– Алексия? Все в порядке?
Услышав свое имя, она сползла ниже по стене. И подняла на меня глаза. На ее лице застыло скорбное выражение. Выглядела она жалко, и, должна признаться, у меня не было никакого желания подходить к ней.
Я попыталась улыбнуться и махнула ей рукой:
– Пойдем, Алексия, учитель ждет.
Она потрясла головой.
– Я не виновата, – прошептала она. – Я не хотела приходить, они меня заставили.
Я подумала о ее родителях. Они никогда не давали ей спуску. Наверное, она плохо себя чувствует, у нее месячные или что-то в этом роде.
Я протянула ей руку:
– Алексия, все будет хорошо, не переживай. Вот увидишь: войдешь в воду, и станет легче.
Она снова помотала головой:
– Нет, я не хочу. Не хочу.
– Но, Алексия…
У нее на глазах выступили слезы.
– Я не могу!
– Ладно.
Я сделала глубокий вдох и подошла к ней. От запаха в кабинке меня чуть не вывернуло.
– Хорошо. Пойдем скажем учителю, что ты не можешь заниматься.
Она шмыгнула носом.
– Хорошо?
В конце концов она кивнула.
– Пойдем.
Я медленно попятилась, словно старалась не спугнуть настороженного зверя, и Алексия пошла за мной. Я тогда не придала значения бритве, которая валялась на полу. Небольшой одноразовый станок. Но я так спешила выйти из кабинки, что это показалось мне неважным.
Парни у бассейна перестали кричать, и я слышала, как физрук читает им нотации.
Не сводя с Алексии взгляда, я направилась в сторону двери. Она, кажется, немного успокоилась, но полотенце с себя не снимала и повторяла шепотом:
– Я не виновата, я не виновата.
Мы вышли из раздевалки. На нас смотрели все: девушки, парни, учитель. Я покраснела и не знала, куда деться. Как будто… не знаю, как будто в том, что я так близко подошла к Алексии, было что-то постыдное.
Я направилась к учителю, чтобы объяснить ему, что Алексия не может плавать, хоть я и не знала почему.

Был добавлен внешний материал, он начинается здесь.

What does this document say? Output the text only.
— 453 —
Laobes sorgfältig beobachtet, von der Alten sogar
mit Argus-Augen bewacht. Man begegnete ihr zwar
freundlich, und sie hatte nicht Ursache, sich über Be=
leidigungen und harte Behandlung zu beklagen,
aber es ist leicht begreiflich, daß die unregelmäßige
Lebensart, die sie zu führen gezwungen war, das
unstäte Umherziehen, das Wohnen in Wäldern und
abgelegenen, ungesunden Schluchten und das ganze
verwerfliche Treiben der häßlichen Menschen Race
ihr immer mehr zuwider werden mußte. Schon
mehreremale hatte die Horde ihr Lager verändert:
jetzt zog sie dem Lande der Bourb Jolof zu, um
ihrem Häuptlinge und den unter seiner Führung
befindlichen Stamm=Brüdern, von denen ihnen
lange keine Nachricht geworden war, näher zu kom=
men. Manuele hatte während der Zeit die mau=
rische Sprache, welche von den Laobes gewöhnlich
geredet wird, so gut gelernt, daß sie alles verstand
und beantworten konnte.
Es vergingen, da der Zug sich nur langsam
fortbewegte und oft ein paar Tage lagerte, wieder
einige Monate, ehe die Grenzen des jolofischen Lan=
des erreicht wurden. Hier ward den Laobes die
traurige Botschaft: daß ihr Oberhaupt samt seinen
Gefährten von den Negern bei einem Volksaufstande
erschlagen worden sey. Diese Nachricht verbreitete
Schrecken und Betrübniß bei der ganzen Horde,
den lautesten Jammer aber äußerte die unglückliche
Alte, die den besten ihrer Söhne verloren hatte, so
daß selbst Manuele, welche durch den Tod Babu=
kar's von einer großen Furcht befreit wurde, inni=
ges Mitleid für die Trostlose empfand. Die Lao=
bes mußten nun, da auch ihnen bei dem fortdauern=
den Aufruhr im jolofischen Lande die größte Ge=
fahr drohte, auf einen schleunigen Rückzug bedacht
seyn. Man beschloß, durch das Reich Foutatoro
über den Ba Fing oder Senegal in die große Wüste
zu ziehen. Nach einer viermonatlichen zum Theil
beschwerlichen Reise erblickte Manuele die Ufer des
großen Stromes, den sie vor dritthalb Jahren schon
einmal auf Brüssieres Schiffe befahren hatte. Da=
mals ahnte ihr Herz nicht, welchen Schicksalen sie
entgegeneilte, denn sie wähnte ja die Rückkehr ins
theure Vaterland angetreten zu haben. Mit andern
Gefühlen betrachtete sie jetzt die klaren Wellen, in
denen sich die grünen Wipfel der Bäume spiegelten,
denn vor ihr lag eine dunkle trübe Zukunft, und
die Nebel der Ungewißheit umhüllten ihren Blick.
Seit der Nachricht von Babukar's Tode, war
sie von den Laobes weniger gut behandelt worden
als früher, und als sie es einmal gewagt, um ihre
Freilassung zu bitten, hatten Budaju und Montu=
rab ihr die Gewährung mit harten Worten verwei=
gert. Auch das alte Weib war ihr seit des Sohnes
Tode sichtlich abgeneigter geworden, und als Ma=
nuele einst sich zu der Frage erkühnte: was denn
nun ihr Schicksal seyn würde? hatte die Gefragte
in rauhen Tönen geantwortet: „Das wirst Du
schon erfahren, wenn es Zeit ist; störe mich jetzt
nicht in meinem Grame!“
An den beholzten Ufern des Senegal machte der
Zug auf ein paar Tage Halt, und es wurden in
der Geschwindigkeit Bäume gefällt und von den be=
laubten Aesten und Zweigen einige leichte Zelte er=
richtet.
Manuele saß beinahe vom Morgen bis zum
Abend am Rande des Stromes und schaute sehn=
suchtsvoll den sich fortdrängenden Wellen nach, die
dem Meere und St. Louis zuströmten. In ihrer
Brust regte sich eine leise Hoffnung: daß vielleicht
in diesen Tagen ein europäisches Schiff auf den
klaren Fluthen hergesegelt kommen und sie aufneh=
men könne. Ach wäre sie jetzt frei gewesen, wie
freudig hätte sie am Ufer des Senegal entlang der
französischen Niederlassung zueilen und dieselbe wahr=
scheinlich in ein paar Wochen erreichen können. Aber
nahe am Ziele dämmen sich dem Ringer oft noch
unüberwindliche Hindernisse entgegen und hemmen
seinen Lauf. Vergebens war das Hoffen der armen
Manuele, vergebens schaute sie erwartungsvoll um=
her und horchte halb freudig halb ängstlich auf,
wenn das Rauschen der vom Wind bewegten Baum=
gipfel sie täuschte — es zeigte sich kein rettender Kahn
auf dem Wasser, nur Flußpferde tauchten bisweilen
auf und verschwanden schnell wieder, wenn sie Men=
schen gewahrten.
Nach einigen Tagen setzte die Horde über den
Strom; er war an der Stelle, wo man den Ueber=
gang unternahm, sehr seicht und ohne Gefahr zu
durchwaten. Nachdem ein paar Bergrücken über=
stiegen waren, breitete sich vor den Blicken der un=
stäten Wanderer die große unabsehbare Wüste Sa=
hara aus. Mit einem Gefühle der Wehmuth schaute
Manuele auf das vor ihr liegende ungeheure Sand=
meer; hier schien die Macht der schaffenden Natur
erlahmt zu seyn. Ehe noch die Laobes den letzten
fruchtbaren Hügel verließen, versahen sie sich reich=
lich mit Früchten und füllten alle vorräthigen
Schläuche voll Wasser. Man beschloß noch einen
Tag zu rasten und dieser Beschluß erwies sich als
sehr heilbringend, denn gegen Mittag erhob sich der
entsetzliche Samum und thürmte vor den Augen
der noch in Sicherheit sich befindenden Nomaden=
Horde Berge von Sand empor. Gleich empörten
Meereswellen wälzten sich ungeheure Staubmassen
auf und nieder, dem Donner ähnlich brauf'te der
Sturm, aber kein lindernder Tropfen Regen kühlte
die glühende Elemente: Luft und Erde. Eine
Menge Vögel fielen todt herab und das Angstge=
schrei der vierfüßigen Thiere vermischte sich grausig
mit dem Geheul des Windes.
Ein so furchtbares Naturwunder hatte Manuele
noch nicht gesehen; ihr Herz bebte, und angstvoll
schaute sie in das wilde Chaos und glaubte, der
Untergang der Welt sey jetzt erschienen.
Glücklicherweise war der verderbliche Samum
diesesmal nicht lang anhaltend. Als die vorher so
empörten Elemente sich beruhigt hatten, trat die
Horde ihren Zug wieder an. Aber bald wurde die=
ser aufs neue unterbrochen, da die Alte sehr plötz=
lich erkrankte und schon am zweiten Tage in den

В этот момент у меня за спиной раздался пронзительный крик.
Потом наступила тишина.
Гробовая.
Я обернулась.
Кто-то стянул с Алексии красное полотенце, в которое она куталась. Теперь оно лежало у ее ног, напоминая алую лужу. Алексия стояла в кругу остальных девушек. И все молчали. Все разглядывали ее тело. Тело, покрытое шерстью. Черной гладкой шерстью, которой были усеяны ее торс, плечи и бедра. Это был почти мех. Мех животного. А там, где Алексия провела бритвой, виднелись отвратительные полоски голой кожи. Кожи, которую будто содрали с животного. Это… это была страшная, непостижимая нелепость.